1. A multi-bit pulse latch circuit is characterized by comprising a pulse generator, a plurality of latches and a scanning test circuit, wherein the output end of the pulse generator is respectively connected with the clock input ends of the latches, the input end of each latch is connected with one scanning test circuit, the latches are connected in series through the scanning test circuit, and the output end of the last latch in series connection is connected with an AND gate; the scan test circuit has a data input function and a scan input function, the multi-bit pulse latch circuit starts a test function mode when the scan test circuit performs data input, and the multi-bit pulse latch circuit starts a scan chain function mode when the scan test circuit performs scan input.

2. A multi-bit pulse latch circuit according to claim 1, wherein said pulse generator comprises a pulse and gate, an inverter and a plurality of buffers, one path of a clock input signal of the pulse generator is directly connected to one input end of the pulse and gate, the other path of the clock input signal passes through the inverter and then the plurality of buffers to be connected to the other input end of the pulse and gate, and output ends of the pulse and gate are respectively connected to clock input ends of the plurality of latches.

3. A multi-bit pulse latch circuit as claimed in claim 1, wherein said scan test circuit comprises a data input, a scan input and a scan enable, said scan enable being connected to the enable signal output of the respective latch, the output of said latch being connected to the scan input of the scan test circuit corresponding to the following latch.

4. A multi-bit pulsed latch circuit as claimed in claim 1, wherein said plurality of latches comprises 2 latches, 4 latches, 8 latches or 16 latches.

5. A multi-bit pulse latch circuit as claimed in claim 1, wherein an enable signal is input to the other input terminal of said and gate, said enable signal being the same as the enable signal at the scan enable terminal.

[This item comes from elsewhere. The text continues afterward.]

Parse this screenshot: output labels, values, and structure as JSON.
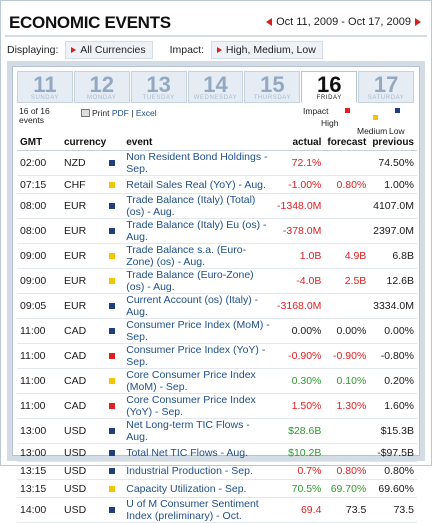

6. A multi-bit pulse latch circuit according to any one of claims 1 to 5, wherein the clock signal is passed through the pulse generator to generate the narrow pulse signal and sent to each latch when the multi-bit pulse latch circuit is in the test mode, the scan test circuit being coupled to the enable signal for the latch, data being input via the data input of each latch and output via the output of each latch.

7. A multi-bit pulse latch circuit according to any one of claims 1 to 5, wherein when the multi-bit pulse latch circuit is enabled to scan a chain function mode, a clock generates a narrow pulse signal by the pulse generator and sends it to each latch, data is input through the scan input of a first scan test circuit, the output of the first scan test circuit is connected to the scan input of a second scan test circuit through the corresponding latch, the outputs of the latches other than the last are connected to the scan input of the subsequent scan test circuit, respectively, and the output of the last latch and the enable signal are output after logical AND operation.